For Eric Bentley, the play is not a satisfactory tragedy.
Lack of terror
Bentley argues that, although audiences may feel “pity”, Willy is too lowly and pathetic a figure to inspire “terror”.
Lack of resolution
Bentley also argued that the play never resolves the question of who is responsible for Willy’s death: is Willy the victim of his own tragic flaw or is he brought down by external (e.g. socio-economic) forces?
No man's land
For Bentley, Miller’s play falls between two stools – the tragedy and the socio-political play – and, as a result, ends up being neither.
Harold Bloom
For Harold Bloom, the play is a tragedy “despite itself”.
Not a tragedy
The play does not work as a tragedy in that Willy never achieves self-knowledge and the society of the play is not “cleansed” by Willy’s death.
A tragedy
But Willy’s death leads to Biff’s path to self-knowledge, while also “releasing” Biff from following Willy’s destructive dream.
Stephen Barker
Stephen Barker sees the play as a Nietzschean tragedy.
Nietzsche
The German philosopher Friedrich Nietzsche (1844-1900) argued that human life was essentially meaningless and that “God is dead”.

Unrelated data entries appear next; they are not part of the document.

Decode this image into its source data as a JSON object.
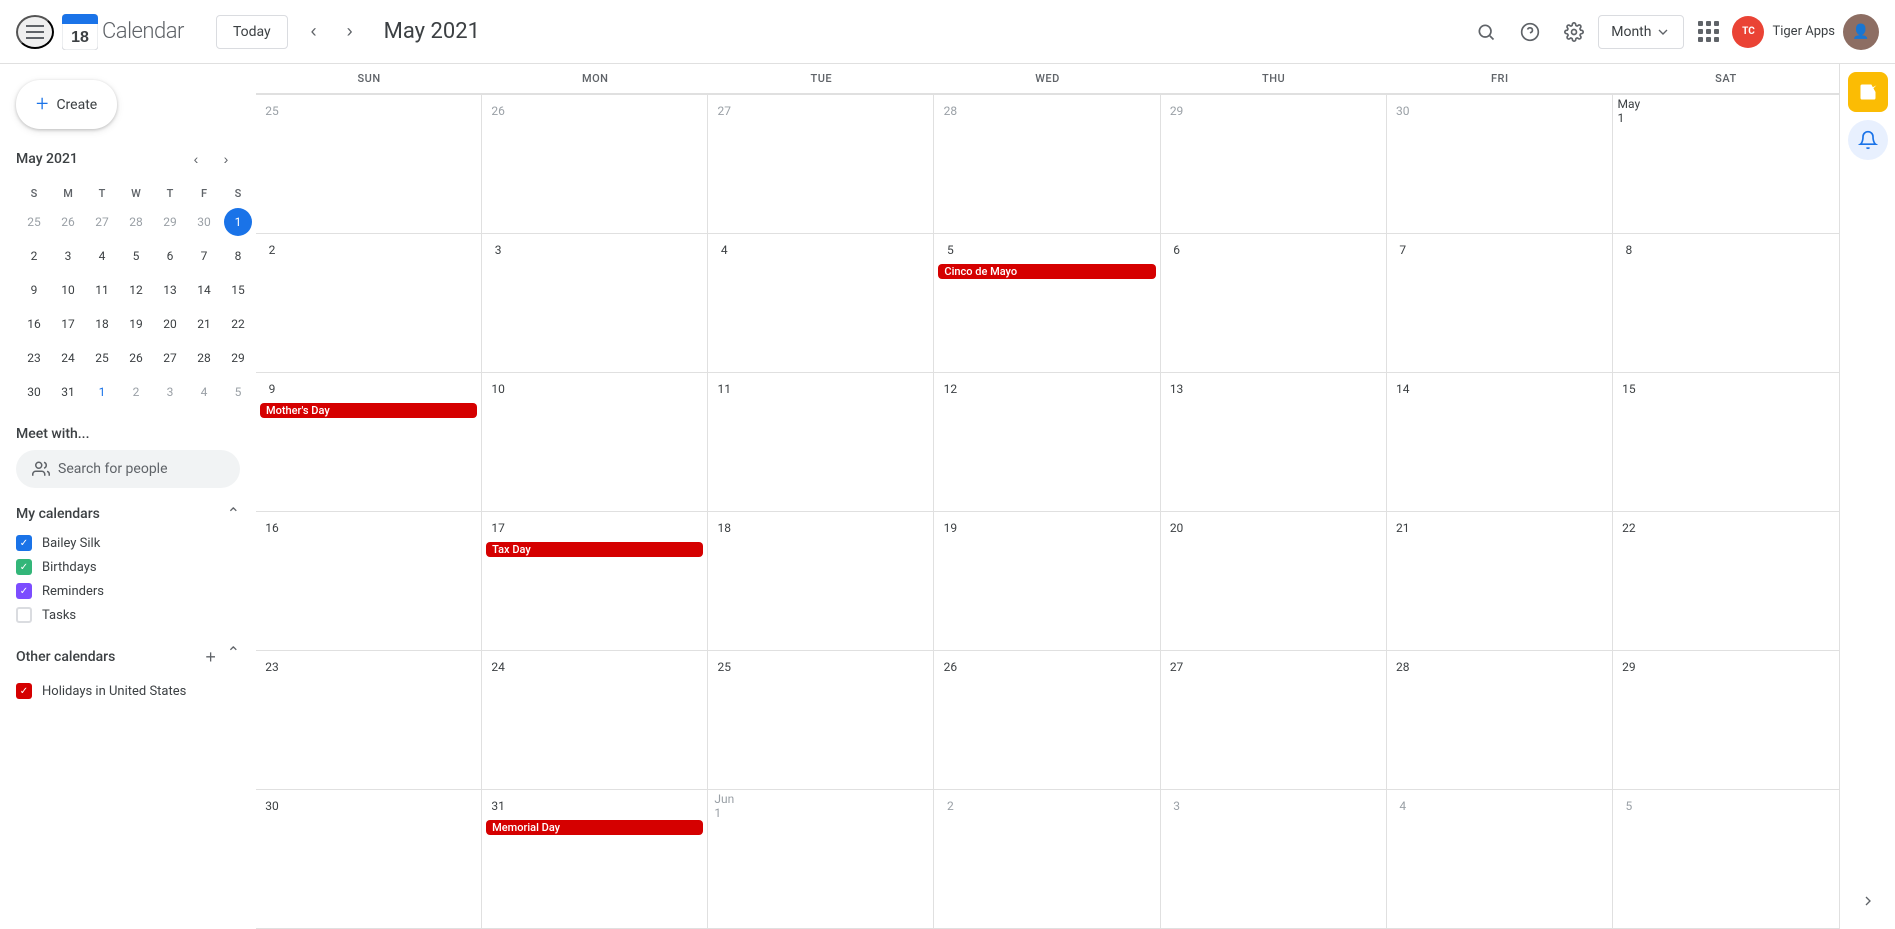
{
  "header": {
    "menu_label": "Main menu",
    "logo_number": "18",
    "logo_text": "Calendar",
    "today_label": "Today",
    "month_title": "May 2021",
    "search_label": "Search",
    "help_label": "Help",
    "settings_label": "Settings",
    "view_selector": "Month",
    "view_selector_arrow": "▼",
    "apps_label": "Google apps",
    "account_name": "Tiger Apps",
    "account_initials": "TC"
  },
  "sidebar": {
    "create_label": "Create",
    "mini_cal_title": "May 2021",
    "day_headers": [
      "S",
      "M",
      "T",
      "W",
      "T",
      "F",
      "S"
    ],
    "weeks": [
      [
        {
          "day": "25",
          "cls": "other-month"
        },
        {
          "day": "26",
          "cls": "other-month"
        },
        {
          "day": "27",
          "cls": "other-month"
        },
        {
          "day": "28",
          "cls": "other-month"
        },
        {
          "day": "29",
          "cls": "other-month"
        },
        {
          "day": "30",
          "cls": "other-month"
        },
        {
          "day": "1",
          "cls": "today"
        }
      ],
      [
        {
          "day": "2",
          "cls": ""
        },
        {
          "day": "3",
          "cls": ""
        },
        {
          "day": "4",
          "cls": ""
        },
        {
          "day": "5",
          "cls": ""
        },
        {
          "day": "6",
          "cls": ""
        },
        {
          "day": "7",
          "cls": ""
        },
        {
          "day": "8",
          "cls": ""
        }
      ],
      [
        {
          "day": "9",
          "cls": ""
        },
        {
          "day": "10",
          "cls": ""
        },
        {
          "day": "11",
          "cls": ""
        },
        {
          "day": "12",
          "cls": ""
        },
        {
          "day": "13",
          "cls": ""
        },
        {
          "day": "14",
          "cls": ""
        },
        {
          "day": "15",
          "cls": ""
        }
      ],
      [
        {
          "day": "16",
          "cls": ""
        },
        {
          "day": "17",
          "cls": ""
        },
        {
          "day": "18",
          "cls": ""
        },
        {
          "day": "19",
          "cls": ""
        },
        {
          "day": "20",
          "cls": ""
        },
        {
          "day": "21",
          "cls": ""
        },
        {
          "day": "22",
          "cls": ""
        }
      ],
      [
        {
          "day": "23",
          "cls": ""
        },
        {
          "day": "24",
          "cls": ""
        },
        {
          "day": "25",
          "cls": ""
        },
        {
          "day": "26",
          "cls": ""
        },
        {
          "day": "27",
          "cls": ""
        },
        {
          "day": "28",
          "cls": ""
        },
        {
          "day": "29",
          "cls": ""
        }
      ],
      [
        {
          "day": "30",
          "cls": ""
        },
        {
          "day": "31",
          "cls": ""
        },
        {
          "day": "1",
          "cls": "blue"
        },
        {
          "day": "2",
          "cls": "other-month"
        },
        {
          "day": "3",
          "cls": "other-month"
        },
        {
          "day": "4",
          "cls": "other-month"
        },
        {
          "day": "5",
          "cls": "other-month"
        }
      ]
    ],
    "meet_with_label": "Meet with...",
    "search_people_placeholder": "Search for people",
    "my_calendars_label": "My calendars",
    "calendars": [
      {
        "name": "Bailey Silk",
        "color": "blue-check"
      },
      {
        "name": "Birthdays",
        "color": "green-check"
      },
      {
        "name": "Reminders",
        "color": "purple-check"
      },
      {
        "name": "Tasks",
        "color": "empty-check"
      }
    ],
    "other_calendars_label": "Other calendars",
    "other_calendars": [
      {
        "name": "Holidays in United States",
        "color": "red-check"
      }
    ]
  },
  "calendar": {
    "day_headers": [
      "SUN",
      "MON",
      "TUE",
      "WED",
      "THU",
      "FRI",
      "SAT"
    ],
    "weeks": [
      {
        "days": [
          {
            "num": "25",
            "cls": "other-month",
            "events": []
          },
          {
            "num": "26",
            "cls": "other-month",
            "events": []
          },
          {
            "num": "27",
            "cls": "other-month",
            "events": []
          },
          {
            "num": "28",
            "cls": "other-month",
            "events": []
          },
          {
            "num": "29",
            "cls": "other-month",
            "events": []
          },
          {
            "num": "30",
            "cls": "other-month",
            "events": []
          },
          {
            "num": "May 1",
            "cls": "",
            "events": []
          }
        ]
      },
      {
        "days": [
          {
            "num": "2",
            "cls": "",
            "events": []
          },
          {
            "num": "3",
            "cls": "",
            "events": []
          },
          {
            "num": "4",
            "cls": "",
            "events": []
          },
          {
            "num": "5",
            "cls": "",
            "events": [
              {
                "label": "Cinco de Mayo",
                "color": "#d50000"
              }
            ]
          },
          {
            "num": "6",
            "cls": "",
            "events": []
          },
          {
            "num": "7",
            "cls": "",
            "events": []
          },
          {
            "num": "8",
            "cls": "",
            "events": []
          }
        ]
      },
      {
        "days": [
          {
            "num": "9",
            "cls": "",
            "events": [
              {
                "label": "Mother's Day",
                "color": "#d50000"
              }
            ]
          },
          {
            "num": "10",
            "cls": "",
            "events": []
          },
          {
            "num": "11",
            "cls": "",
            "events": []
          },
          {
            "num": "12",
            "cls": "",
            "events": []
          },
          {
            "num": "13",
            "cls": "",
            "events": []
          },
          {
            "num": "14",
            "cls": "",
            "events": []
          },
          {
            "num": "15",
            "cls": "",
            "events": []
          }
        ]
      },
      {
        "days": [
          {
            "num": "16",
            "cls": "",
            "events": []
          },
          {
            "num": "17",
            "cls": "",
            "events": [
              {
                "label": "Tax Day",
                "color": "#d50000"
              }
            ]
          },
          {
            "num": "18",
            "cls": "",
            "events": []
          },
          {
            "num": "19",
            "cls": "",
            "events": []
          },
          {
            "num": "20",
            "cls": "",
            "events": []
          },
          {
            "num": "21",
            "cls": "",
            "events": []
          },
          {
            "num": "22",
            "cls": "",
            "events": []
          }
        ]
      },
      {
        "days": [
          {
            "num": "23",
            "cls": "",
            "events": []
          },
          {
            "num": "24",
            "cls": "",
            "events": []
          },
          {
            "num": "25",
            "cls": "",
            "events": []
          },
          {
            "num": "26",
            "cls": "",
            "events": []
          },
          {
            "num": "27",
            "cls": "",
            "events": []
          },
          {
            "num": "28",
            "cls": "",
            "events": []
          },
          {
            "num": "29",
            "cls": "",
            "events": []
          }
        ]
      },
      {
        "days": [
          {
            "num": "30",
            "cls": "",
            "events": []
          },
          {
            "num": "31",
            "cls": "",
            "events": [
              {
                "label": "Memorial Day",
                "color": "#d50000"
              }
            ]
          },
          {
            "num": "Jun 1",
            "cls": "other-month",
            "events": []
          },
          {
            "num": "2",
            "cls": "other-month",
            "events": []
          },
          {
            "num": "3",
            "cls": "other-month",
            "events": []
          },
          {
            "num": "4",
            "cls": "other-month",
            "events": []
          },
          {
            "num": "5",
            "cls": "other-month",
            "events": []
          }
        ]
      }
    ]
  },
  "right_sidebar": {
    "task_icon": "✓",
    "reminder_icon": "🔔"
  }
}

Nietzsche saw tragedy as an art-form allowing audiences to recognise this truth.
Lack of closure
For Nietzsche, tragedy does not offer closure or understanding and Barker argues that Death of a Salesman conforms to this.

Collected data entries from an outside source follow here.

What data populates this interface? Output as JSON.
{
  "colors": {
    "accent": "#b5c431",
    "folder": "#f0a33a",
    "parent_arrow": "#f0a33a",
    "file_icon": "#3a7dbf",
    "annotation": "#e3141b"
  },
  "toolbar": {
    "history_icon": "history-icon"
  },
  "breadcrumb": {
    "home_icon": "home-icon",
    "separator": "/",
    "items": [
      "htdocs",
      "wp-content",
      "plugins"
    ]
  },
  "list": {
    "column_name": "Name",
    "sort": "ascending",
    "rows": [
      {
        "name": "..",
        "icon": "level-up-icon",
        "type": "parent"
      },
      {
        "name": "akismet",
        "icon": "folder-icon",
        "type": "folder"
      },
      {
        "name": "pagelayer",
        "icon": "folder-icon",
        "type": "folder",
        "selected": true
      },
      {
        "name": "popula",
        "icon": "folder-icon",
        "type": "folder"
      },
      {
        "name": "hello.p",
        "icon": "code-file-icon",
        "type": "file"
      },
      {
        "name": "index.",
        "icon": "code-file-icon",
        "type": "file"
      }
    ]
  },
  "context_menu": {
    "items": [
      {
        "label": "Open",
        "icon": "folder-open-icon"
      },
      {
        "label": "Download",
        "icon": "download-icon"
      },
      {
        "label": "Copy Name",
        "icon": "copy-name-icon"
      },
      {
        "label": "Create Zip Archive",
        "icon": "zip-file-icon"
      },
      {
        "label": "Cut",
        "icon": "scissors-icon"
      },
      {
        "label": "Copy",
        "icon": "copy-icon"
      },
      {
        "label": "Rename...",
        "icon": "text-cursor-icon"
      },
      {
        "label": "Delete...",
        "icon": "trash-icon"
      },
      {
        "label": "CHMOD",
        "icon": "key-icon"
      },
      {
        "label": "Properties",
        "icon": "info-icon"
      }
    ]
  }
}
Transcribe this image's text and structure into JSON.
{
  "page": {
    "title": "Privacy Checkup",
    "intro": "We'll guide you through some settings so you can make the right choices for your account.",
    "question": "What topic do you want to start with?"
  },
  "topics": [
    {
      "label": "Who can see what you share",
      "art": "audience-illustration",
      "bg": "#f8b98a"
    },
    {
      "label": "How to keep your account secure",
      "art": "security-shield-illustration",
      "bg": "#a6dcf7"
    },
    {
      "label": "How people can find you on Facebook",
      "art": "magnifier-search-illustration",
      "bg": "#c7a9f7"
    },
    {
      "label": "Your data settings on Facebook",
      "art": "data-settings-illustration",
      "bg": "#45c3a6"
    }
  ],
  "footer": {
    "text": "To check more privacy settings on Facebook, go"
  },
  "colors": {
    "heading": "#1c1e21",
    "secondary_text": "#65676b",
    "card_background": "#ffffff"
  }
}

Willy kills himself for nothing and that Linda is the key figure in the play’s closing Requiem in that she does not understand Willy’s final act: “Why did you do it?”
Lies
Barker also sees the play as a Nietzschean tragedy in that it conforms to Nietzsche’s views that, as life was often unbearably cruel and painful, human beings essentially lie to each other in order to survive.
For Barker, Willy has spent his life lying to himself about who he really is and the Requiem shows that Happy will continue to follow Willy’s delusions (“he had a good dream”).